I have found that I love teaching children for a specific reason: I am relieved of the burden of teaching doctrine to them. I just give them the tools that will allow them to make sense of the historical context of their Bibles. Wherever they are in their understanding, context will serve them well. Not having to convert people to the way I see things is an incredible burden removed from my shoulders; it keeps me from having to lord authority over people the way the Gentiles do. And let’s face it; we still do that because we were Gentiles for way too long. As I like to say it, “We’ve got too much Egypt in us.”

I don’t think this movement was ever meant to survive because we lack the infrastructure that all believers need in order to mature. We need real people that we can see, touch, and feel standing beside us. Only the rarest of individuals can thrive without that; we weren’t designed to operate in this faith alone. I think this movement was some sort of awkward intermediary sifting phase leading to…?

In David Wilkerson’s book, The Cross and the Switchblade (which I highly recommend for adults and teens), the author recounts the real-life story of the miracles he saw when God called him out of his cushy pastoral position in a Pennsylvania country town and into the unspeakable horrors of the gang-filled streets of New York. Wilkerson learned that while the Holy Spirit can change any heart, the lack of real, constant personal contact after conversion was often a recipe for disaster – sometimes even leading to death.
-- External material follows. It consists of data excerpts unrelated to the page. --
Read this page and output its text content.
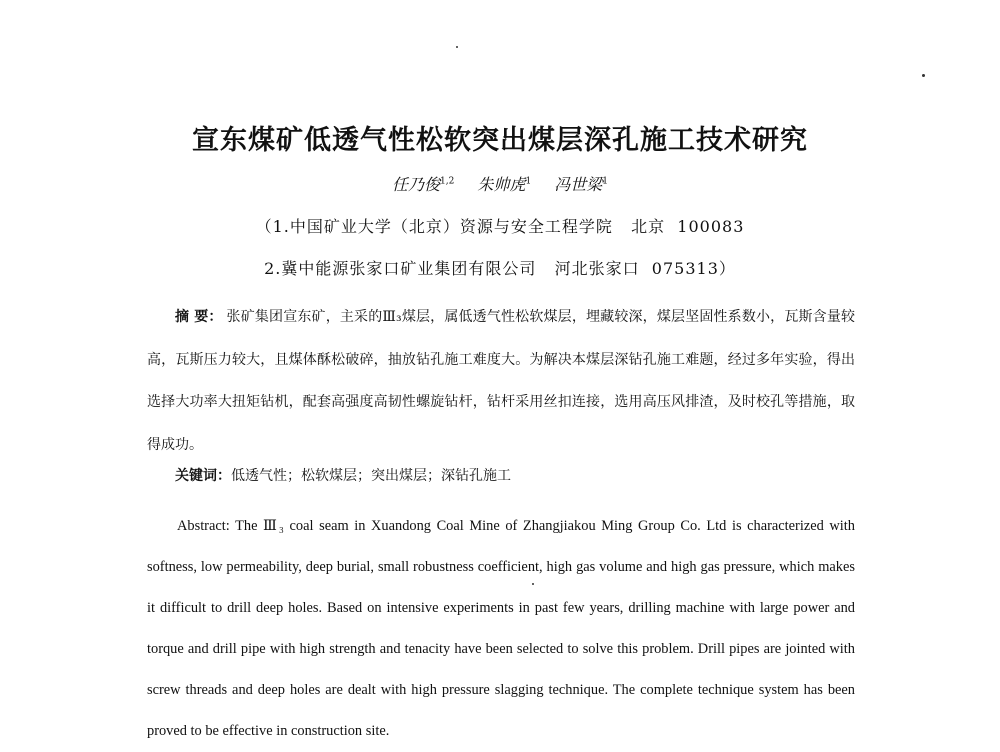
宣东煤矿低透气性松软突出煤层深孔施工技术研究
任乃俊$^{1,2}$ 朱帅虎$^1$ 冯世梁$^1$
（1.中国矿业大学（北京）资源与安全工程学院   北京  100083
2.冀中能源张家口矿业集团有限公司   河北张家口  075313）

摘 要： 张矿集团宣东矿，主采的Ⅲ₃煤层，属低透气性松软煤层，埋藏较深，煤层坚固性系数小，瓦斯含量较高，瓦斯压力较大，且煤体酥松破碎，抽放钻孔施工难度大。为解决本煤层深钻孔施工难题，经过多年实验，得出选择大功率大扭矩钻机，配套高强度高韧性螺旋钻杆，钻杆采用丝扣连接，选用高压风排渣，及时校孔等措施，取得成功。

关键词：低透气性；松软煤层；突出煤层；深钻孔施工

Abstract: The Ⅲ₃ coal seam in Xuandong Coal Mine of Zhangjiakou Ming Group Co. Ltd is characterized with softness, low permeability, deep burial, small robustness coefficient, high gas volume and high gas pressure, which makes it difficult to drill deep holes. Based on intensive experiments in past few years, drilling machine with large power and torque and drill pipe with high strength and tenacity have been selected to solve this problem. Drill pipes are jointed with screw threads and deep holes are dealt with high pressure slagging technique. The complete technique system has been proved to be effective in construction site.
Many Hebrew Roots folks have come to see that a nurturing local congregation is not optional but is instead an absolute necessity. They are coming to find that even where there are disagreements over doctrine, the need for unity outweighs the desire for uniformity. Unity, and a willingness to accept and respect others, is something we have lost along the way in this movement. Though it did not begin this way, we have come to a crisis point.

Maybe the Church is the next great mission field: not for the purpose of converting people who are already believers but of being there for people whose eyes are being opened—by God and not by guile, trickery, indoctrination, hounding, or manipulation. Maybe the mature people who are going back with a balanced message will catch these believers before they end up ruined by the social media mess that has destroyed so many thus far. I have to say that I hope that is the case. What I know is this: This social media congregation is not working except in isolated cases by people who have either been very diligent and cautious – or who have been extremely lucky – to avoid the insanity. In truth, we have even more denominations than Christianity because each individual has their own private list of what constitutes a real believer and a real heretic. We have crazier arguments, often crazier beliefs, and we’ve made it some kind of twisted virtue to have a religion that is more anti-Christian and anti-Judaism than it is pro-Messiah and pro-Torah. This is a recipe for disaster!

I see people going back to Sunday churches, and I don’t try and stop them. I honestly think they might be hearing very loudly from the Holy Spirit. I am going to take the advice of Gamaliel the Elder in Acts 5:

“So in the present case I tell you, keep away from these men and let them alone, for if this plan or this undertaking is of man, it will fail; but if it is of God, you will not be able to overthrow them. You might even be found opposing God!”